Il peut être estimé qu'une bonne majorité des Français vit déjà en "décroissance" (c'est en quelque sorte ce que signifie le "déclassement social", "galérer de plus en plus pour boucler les fins de mois", "avoir de plus en plus de mal à faire le plein", "commencer à se priver de loisirs" etc...). Le but de cet article est de vous rapporter des témoignages de toutes sortes et de toutes classes sociales vivant déjà en décroissance depuis une décennie (voire plus). Cela met quelque peu en perspective le débat sur "faut-il faire de la croissance ou de la décroissance ?" (on peut de toute façon douter que l'une ou l'autre puisse se décréter, mais passons), puisque la décroissance serait déjà majoritairement là, et qu'elle semble hélas en grande partie subie. C'est un constat, et je ne suis pas responsable des chiffres officiels qui permettront de l'étayer (et je pense franchement que personne ne l'est). Croyez moi, je préférerais largement que tout le monde soit de plus en plus riche et qu'on détruise de moins en moins la planète. Or c'est exactement l'inverse qui se produit.

Le but de ces témoignages est de :

1) Donner, par induction, une idée de ce que ressentent les gens et de ce que signifie de "vivre avec X€ / mois dans telle situation" ou "Y€ / mois dans telle autre situation".

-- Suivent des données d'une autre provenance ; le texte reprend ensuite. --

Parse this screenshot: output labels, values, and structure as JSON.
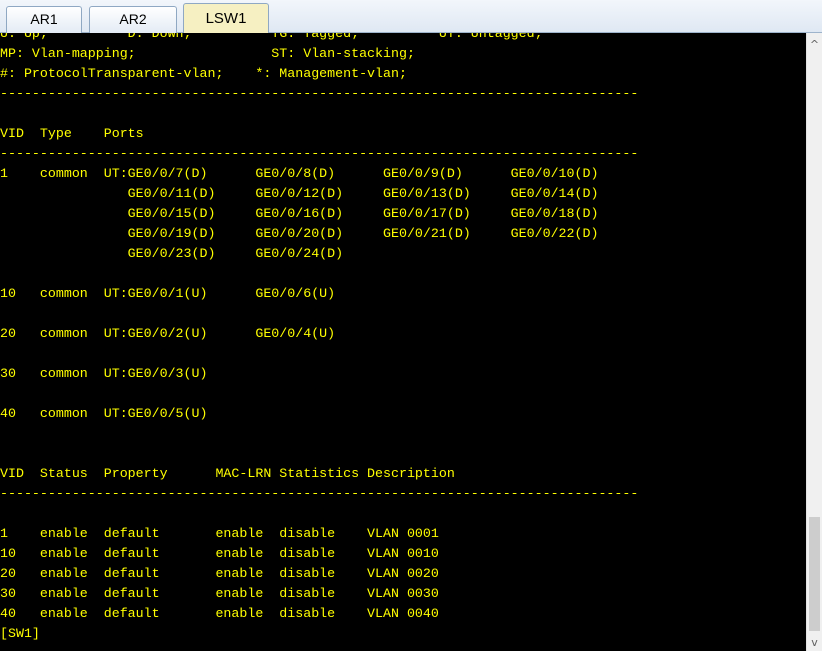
{
  "tabs": [
    {
      "label": "AR1"
    },
    {
      "label": "AR2"
    },
    {
      "label": "LSW1"
    }
  ],
  "active_tab": "LSW1",
  "terminal": {
    "lines": [
      "U: Up;          D: Down;          TG: Tagged;          UT: Untagged;",
      "MP: Vlan-mapping;                 ST: Vlan-stacking;",
      "#: ProtocolTransparent-vlan;    *: Management-vlan;",
      "--------------------------------------------------------------------------------",
      "",
      "VID  Type    Ports",
      "--------------------------------------------------------------------------------",
      "1    common  UT:GE0/0/7(D)      GE0/0/8(D)      GE0/0/9(D)      GE0/0/10(D)",
      "                GE0/0/11(D)     GE0/0/12(D)     GE0/0/13(D)     GE0/0/14(D)",
      "                GE0/0/15(D)     GE0/0/16(D)     GE0/0/17(D)     GE0/0/18(D)",
      "                GE0/0/19(D)     GE0/0/20(D)     GE0/0/21(D)     GE0/0/22(D)",
      "                GE0/0/23(D)     GE0/0/24(D)",
      "",
      "10   common  UT:GE0/0/1(U)      GE0/0/6(U)",
      "",
      "20   common  UT:GE0/0/2(U)      GE0/0/4(U)",
      "",
      "30   common  UT:GE0/0/3(U)",
      "",
      "40   common  UT:GE0/0/5(U)",
      "",
      "",
      "VID  Status  Property      MAC-LRN Statistics Description",
      "--------------------------------------------------------------------------------",
      "",
      "1    enable  default       enable  disable    VLAN 0001",
      "10   enable  default       enable  disable    VLAN 0010",
      "20   enable  default       enable  disable    VLAN 0020",
      "30   enable  default       enable  disable    VLAN 0030",
      "40   enable  default       enable  disable    VLAN 0040",
      "[SW1]"
    ]
  },
  "scrollbar": {
    "up_icon": "^",
    "down_icon": "v"
  },
  "colors": {
    "terminal_bg": "#000000",
    "terminal_text": "#ffff00",
    "active_tab_bg": "#f6f0c2"
  }
}
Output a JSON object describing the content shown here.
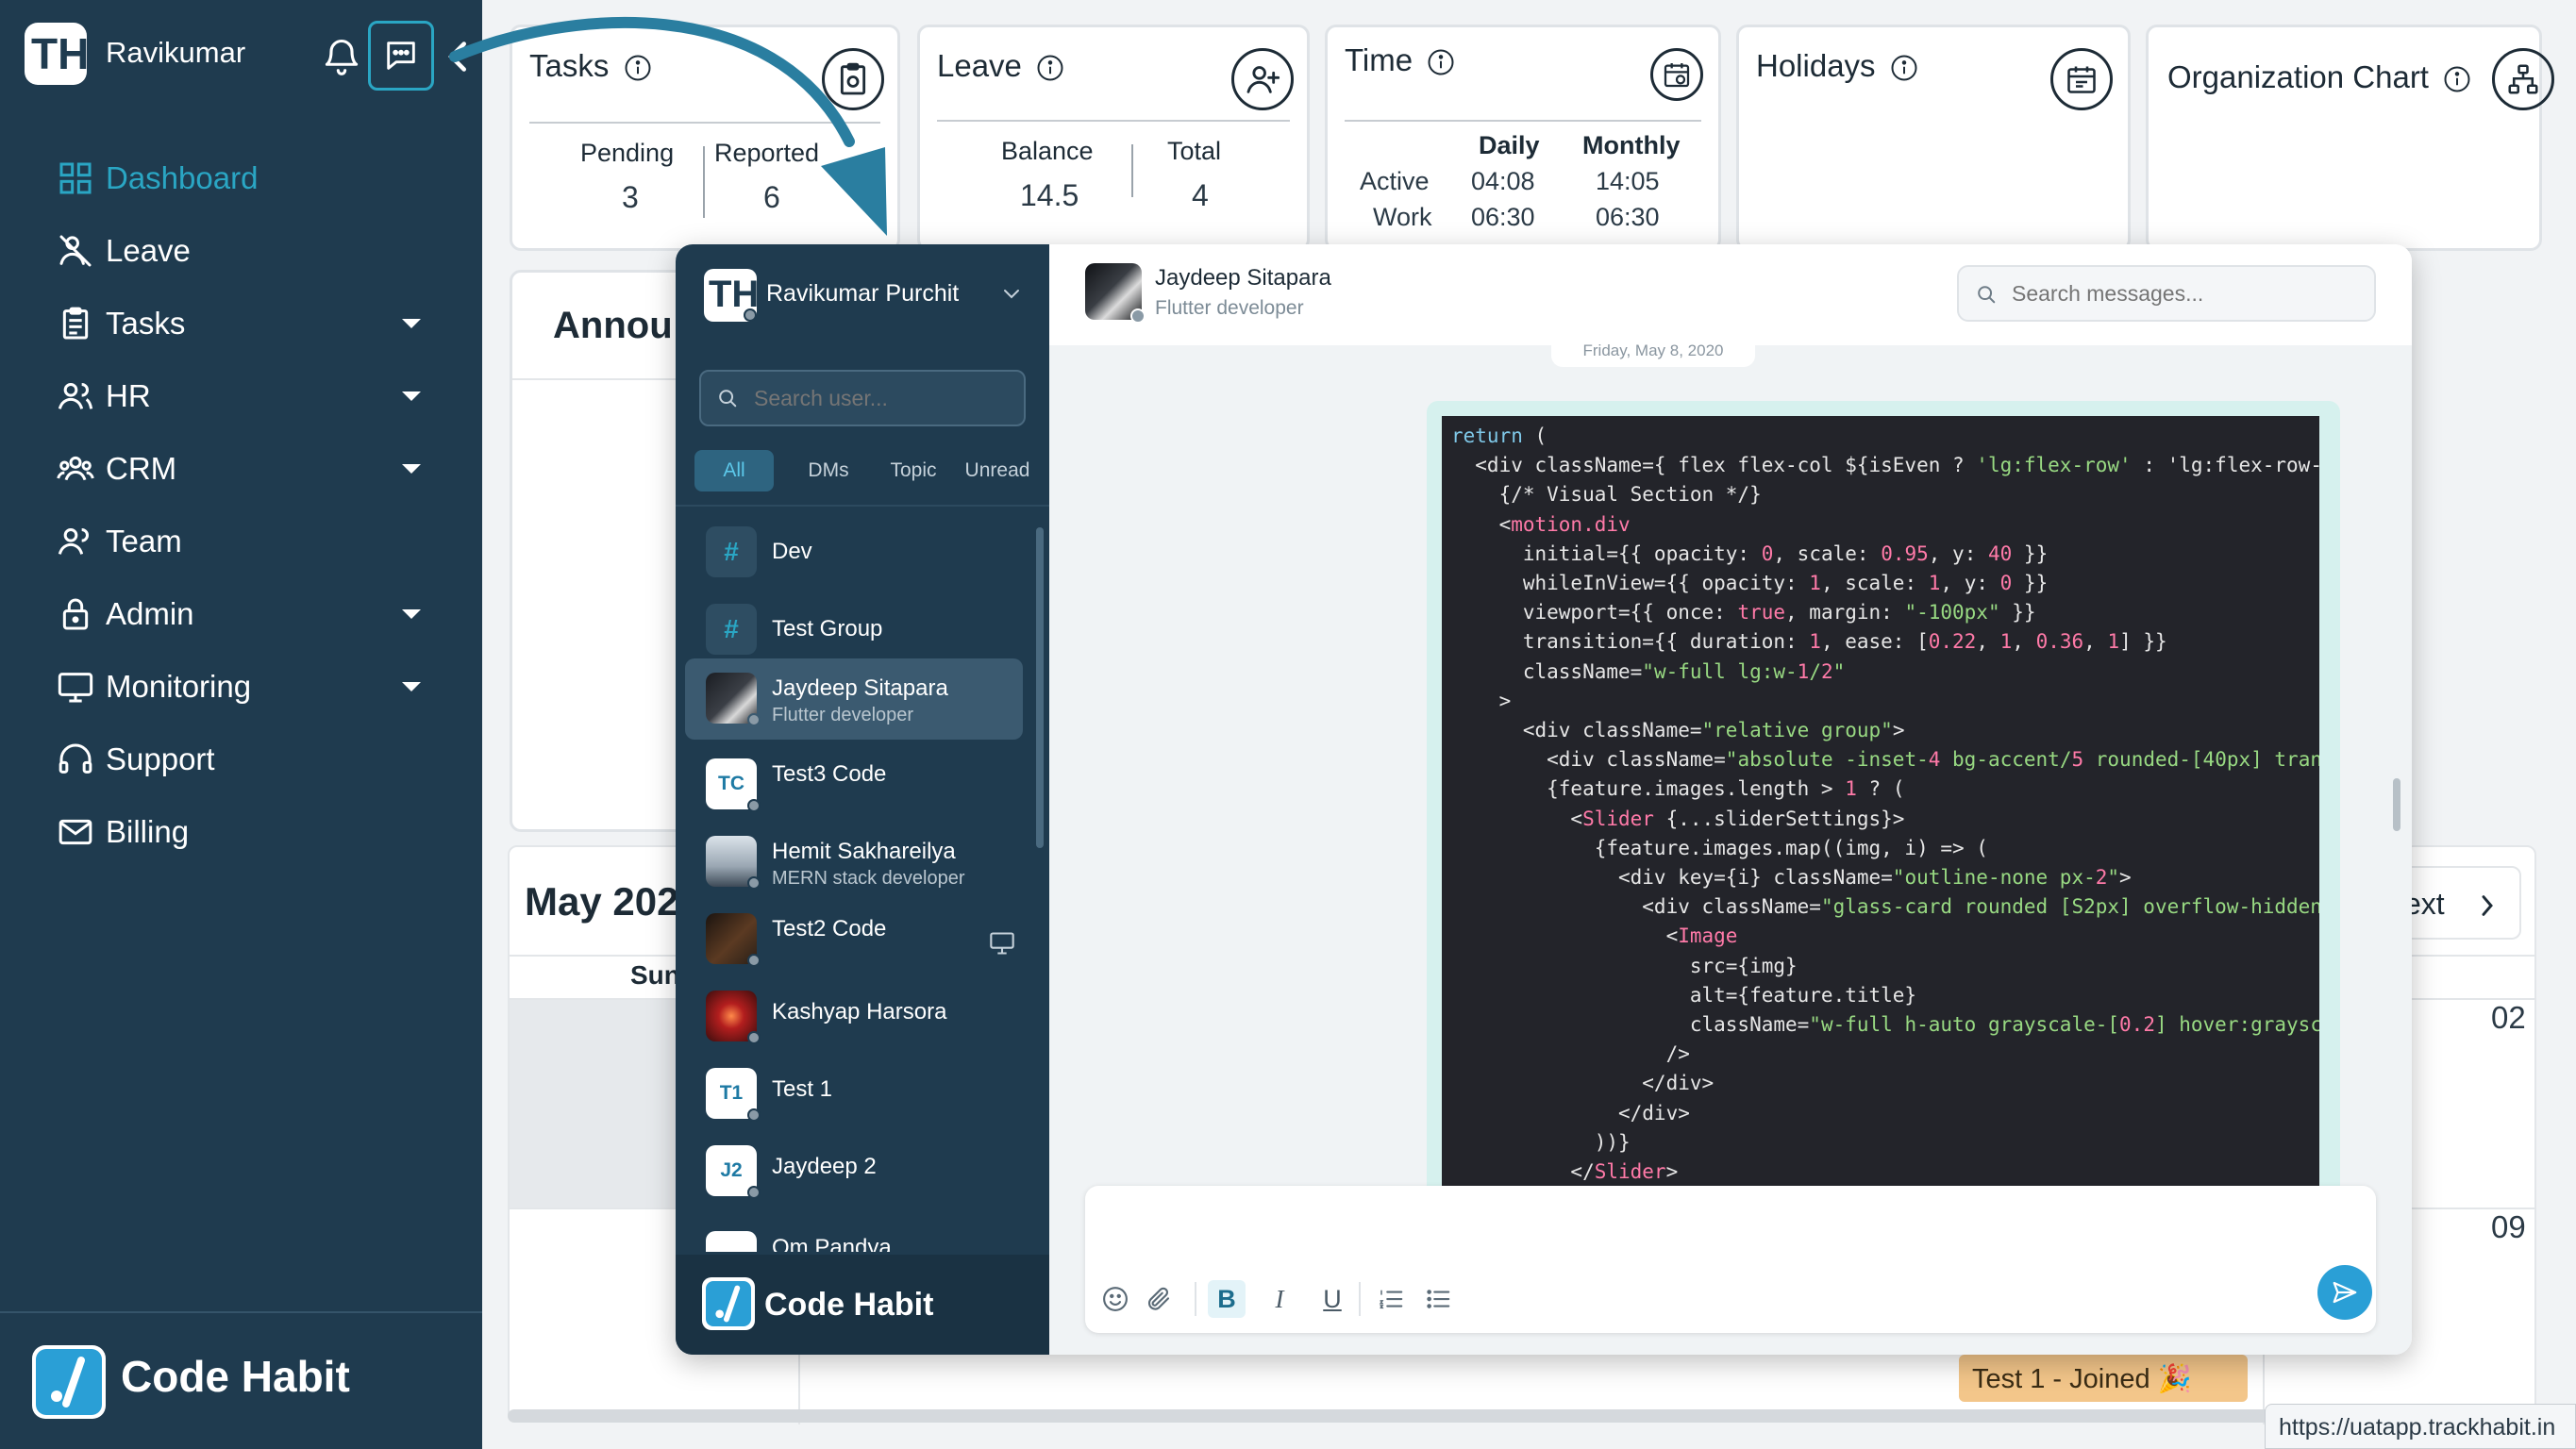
{
  "sidebar": {
    "logo_initials": "TH",
    "user_name": "Ravikumar",
    "nav": [
      {
        "label": "Dashboard",
        "icon": "dashboard-grid-icon",
        "active": true,
        "has_caret": false
      },
      {
        "label": "Leave",
        "icon": "leave-icon",
        "has_caret": false
      },
      {
        "label": "Tasks",
        "icon": "clipboard-icon",
        "has_caret": true
      },
      {
        "label": "HR",
        "icon": "hr-users-icon",
        "has_caret": true
      },
      {
        "label": "CRM",
        "icon": "crm-group-icon",
        "has_caret": true
      },
      {
        "label": "Team",
        "icon": "team-users-icon",
        "has_caret": false
      },
      {
        "label": "Admin",
        "icon": "lock-icon",
        "has_caret": true
      },
      {
        "label": "Monitoring",
        "icon": "monitor-icon",
        "has_caret": true
      },
      {
        "label": "Support",
        "icon": "headset-icon",
        "has_caret": false
      },
      {
        "label": "Billing",
        "icon": "mail-icon",
        "has_caret": false
      }
    ],
    "brand": "Code Habit"
  },
  "cards": {
    "tasks": {
      "title": "Tasks",
      "pending_label": "Pending",
      "pending_value": "3",
      "reported_label": "Reported",
      "reported_value": "6"
    },
    "leave": {
      "title": "Leave",
      "balance_label": "Balance",
      "balance_value": "14.5",
      "total_label": "Total",
      "total_value": "4"
    },
    "time": {
      "title": "Time",
      "daily_label": "Daily",
      "monthly_label": "Monthly",
      "active_label": "Active",
      "work_label": "Work",
      "active_daily": "04:08",
      "active_monthly": "14:05",
      "work_daily": "06:30",
      "work_monthly": "06:30"
    },
    "holidays": {
      "title": "Holidays"
    },
    "org": {
      "title": "Organization Chart"
    }
  },
  "dashboard": {
    "announcements_title": "Annou",
    "calendar_month": "May 202",
    "calendar_weekday": "Sun",
    "calendar_next": "ext",
    "day_02": "02",
    "day_09": "09",
    "event_label": "Test 1 - Joined 🎉",
    "status_url": "https://uatapp.trackhabit.in"
  },
  "chat": {
    "current_user": "Ravikumar Purchit",
    "search_user_placeholder": "Search user...",
    "filters": [
      "All",
      "DMs",
      "Topic",
      "Unread"
    ],
    "conversations": [
      {
        "name": "Dev",
        "type": "channel"
      },
      {
        "name": "Test Group",
        "type": "channel"
      },
      {
        "name": "Jaydeep Sitapara",
        "subtitle": "Flutter developer",
        "type": "user",
        "selected": true
      },
      {
        "name": "Test3 Code",
        "initials": "TC",
        "type": "user"
      },
      {
        "name": "Hemit Sakhareilya",
        "subtitle": "MERN stack developer",
        "type": "user"
      },
      {
        "name": "Test2 Code",
        "type": "user",
        "has_monitor": true
      },
      {
        "name": "Kashyap Harsora",
        "type": "user"
      },
      {
        "name": "Test 1",
        "initials": "T1",
        "type": "user"
      },
      {
        "name": "Jaydeep 2",
        "initials": "J2",
        "type": "user"
      },
      {
        "name": "Om Pandya",
        "type": "user"
      }
    ],
    "brand": "Code Habit",
    "peer_name": "Jaydeep Sitapara",
    "peer_role": "Flutter developer",
    "search_messages_placeholder": "Search messages...",
    "date_chip": "Friday, May 8, 2020",
    "code_message": "return (\n  <div className={ flex flex-col ${isEven ? 'lg:flex-row' : 'lg:flex-row-rev\n    {/* Visual Section */}\n    <motion.div\n      initial={{ opacity: 0, scale: 0.95, y: 40 }}\n      whileInView={{ opacity: 1, scale: 1, y: 0 }}\n      viewport={{ once: true, margin: \"-100px\" }}\n      transition={{ duration: 1, ease: [0.22, 1, 0.36, 1] }}\n      className=\"w-full lg:w-1/2\"\n    >\n      <div className=\"relative group\">\n        <div className=\"absolute -inset-4 bg-accent/5 rounded-[40px] transit\n        {feature.images.length > 1 ? (\n          <Slider {...sliderSettings}>\n            {feature.images.map((img, i) => (\n              <div key={i} className=\"outline-none px-2\">\n                <div className=\"glass-card rounded [S2px] overflow-hidden\">\n                  <Image\n                    src={img}\n                    alt={feature.title}\n                    className=\"w-full h-auto grayscale-[0.2] hover:grayscale\n                  />\n                </div>\n              </div>\n            ))}\n          </Slider>"
  },
  "colors": {
    "sidebar_bg": "#1f3b4f",
    "accent": "#2aa6c4",
    "send_button": "#2a9fd6",
    "bubble_bg": "#d6f1ee",
    "code_bg": "#23242a"
  }
}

2) La nature ayant horreur du vide lorsque l'Etat et/ou les entreprises abandonnent les gens, montrer que de nouveaux modèles se créent (mais ce sera le focus d'un prochain article, car ce n'était pas le but annoncé de mon appel à témoignages). La "résilience" n'a potentiellement pas attendu les séances de brainstorming de nous (et moi) "têtes pensantes" dernières rescapées du déclassement social. Elle est déjà pratiquée ici et là et des modèles apparaissent spontanément lorsque les individus sont de plus en plus livrés à eux-mêmes. J'en ai un petit aperçu en Ariège (sans nullement idéaliser la vie là-bas, qui est dure, et le serait encore davantage sans le RSA), département qui n'a jamais véritablement connu la "croissance" des métropoles, ni même celle des anciens territoires industriels.

Avant d'en venir aux témoignages, puisque le déclassement social n'est apparemment qu'un "ressenti démenti par les chiffres officiels" (je comprends de mieux en mieux pourquoi ce discours, que j'ai tenu par le passé, peut être profondément agaçant), voici justement quelques chiffres officiels. Sautez directement après le point 4 si vous n'en avez rien à secouer et voulez passer directement aux témoignages.

1) La croissance de l'économie ramollit décennie après décennie... jusqu'à être quasi-nulle depuis 2008. Nous sommes en haut de cycle économique (du moins à en croire les annonces d'une prochaine crise), et le PIB par habitant est quasiment au même niveau qu’en 2008, le précédent haut de cycle. D'après mes calculs sur des données World Bank du PIB par habitant : +5% sur la décennie 2008-2018 en PIB constant à Parité de Pouvoir d'achat, +9% en PIB courant. Autant dire de l'ordre de +0,7% par an (en moyenne, sachant qu'en principe, les pauvres et les classes moyennes ne sont pas au-dessus de la moyenne).

Et encore, d'après des analystes comme Christophe Nijdam (merci encore Christophe, votre Thinkerview fut vraiment un révélateur important) : "pour sauver le système en 2008, on a planté les germes d'une crise peut-être encore plus grave".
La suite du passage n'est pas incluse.